I would like to use consteval functions to perform computations on template parameters at compile time, so that my operations result in immediates that don’t incur any performance penalty. For example:

// Changing this to constexpr will cause the function
// to be invoked at runtime.
consteval int abs(int x) {
    return x < 0 ? -x : x;
}

template <int N>
struct Test {
    bool isValid(int y) {
        return y < abs(N); // Error.
    }
};

I used consteval so that abs(N) would be replaced with an immediate value rather than calling the function at runtime (as would happen if abs() were constexpr). For example, within the body of Test<7>::isValid(), I would think abs(7) resolves to 7 and does not need to be calculated at runtime.

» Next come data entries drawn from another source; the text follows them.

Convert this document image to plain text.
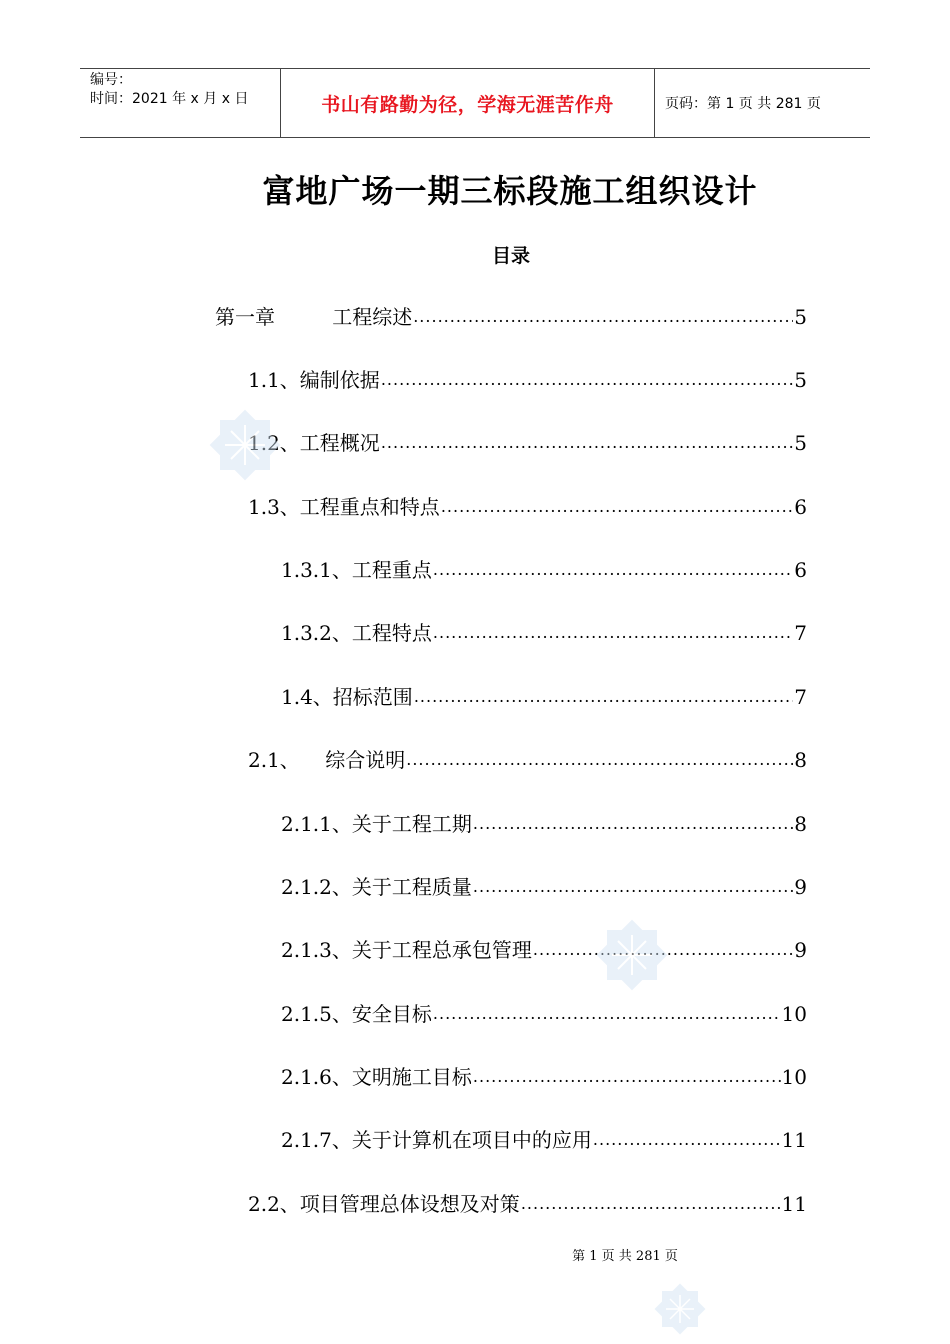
编号：
时间：2021 年 x 月 x 日	书山有路勤为径，学海无涯苦作舟	页码：第 1 页 共 281 页
富地广场一期三标段施工组织设计
目录
第一章         工程综述 .....	5
1.1、编制依据 .....	5
1.2、工程概况 .....	5
1.3、工程重点和特点 .....	6
1.3.1、工程重点 .....	6
1.3.2、工程特点 .....	7
1.4、招标范围 .....	7
2.1、    综合说明 .....	8
2.1.1、关于工程工期 .....	8
2.1.2、关于工程质量 .....	9
2.1.3、关于工程总承包管理 .....	9
2.1.5、安全目标 .....	10
2.1.6、文明施工目标 .....	10
2.1.7、关于计算机在项目中的应用 .....	11
2.2、项目管理总体设想及对策 .....	11
第 1 页 共 281 页
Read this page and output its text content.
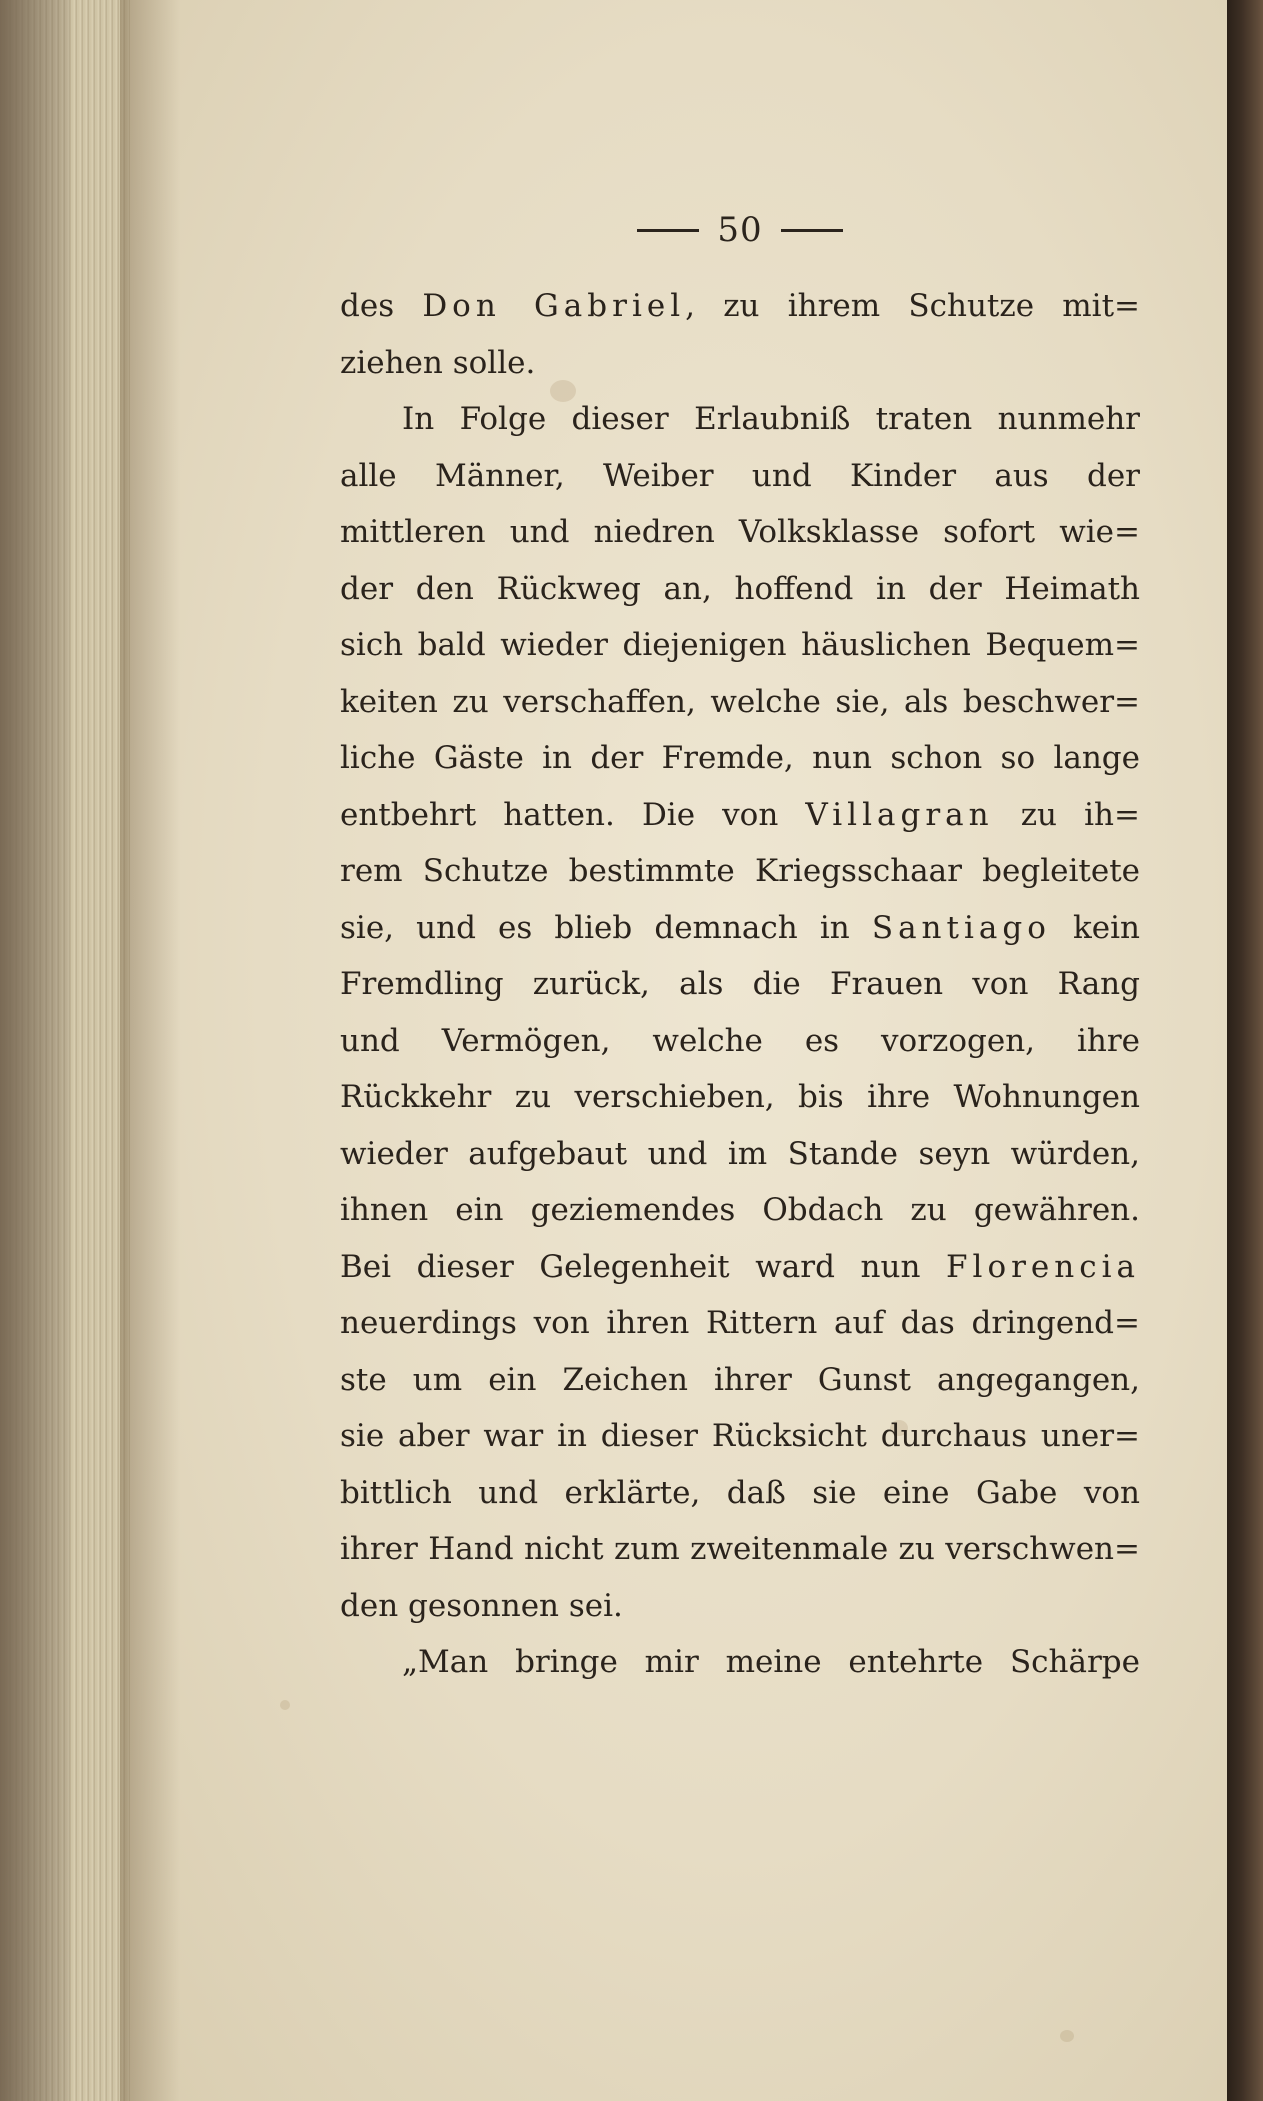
50
des Don Gabriel, zu ihrem Schutze mit=
ziehen solle.
In Folge dieser Erlaubniß traten nunmehr
alle Männer, Weiber und Kinder aus der
mittleren und niedren Volksklasse sofort wie=
der den Rückweg an, hoffend in der Heimath
sich bald wieder diejenigen häuslichen Bequem=
keiten zu verschaffen, welche sie, als beschwer=
liche Gäste in der Fremde, nun schon so lange
entbehrt hatten. Die von Villagran zu ih=
rem Schutze bestimmte Kriegsschaar begleitete
sie, und es blieb demnach in Santiago kein
Fremdling zurück, als die Frauen von Rang
und Vermögen, welche es vorzogen, ihre
Rückkehr zu verschieben, bis ihre Wohnungen
wieder aufgebaut und im Stande seyn würden,
ihnen ein geziemendes Obdach zu gewähren.
Bei dieser Gelegenheit ward nun Florencia
neuerdings von ihren Rittern auf das dringend=
ste um ein Zeichen ihrer Gunst angegangen,
sie aber war in dieser Rücksicht durchaus uner=
bittlich und erklärte, daß sie eine Gabe von
ihrer Hand nicht zum zweitenmale zu verschwen=
den gesonnen sei.
„Man bringe mir meine entehrte Schärpe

However, this code produces the following error: Call to consteval function 'abs' is not a constant expression ... subexpression not valid in a constant expression [invalid_consteval_call] (tested in clang 17.0.6). This error still occurs if you attempt to define a static constexpr variable based on N:

// Changing this to constexpr works though!
consteval int abs(int x) {
    return x < 0 ? -x : x;
}

template <int N>
struct Test {
    static constexpr int ABS_N = abs(N); // Error

    bool isValid(int y) {
        return y < ABS_N;
    }
};

The funny part is, if you change abs() from consteval to constexpr in this version, then the generated code uses an immediate like I wanted! On the other hand, templates can be used with consteval to achieve the same goal:

template <int X>
consteval int abs() {
    return X < 0 ? -X : X;
}

template <int N>
struct Test {
    bool isValid(int y) {
        return y < abs<N>();
    }
}

I also noticed that using a static constexpr variable instead of a template parameter works, although here it’s pretty easy to see why:

struct Test {
    static constexpr int N = 7;

    bool isValid(int y) {
        return y < abs(N);
    }
}

Why are template parameters not allowed to be passed to consteval functions? Thanks!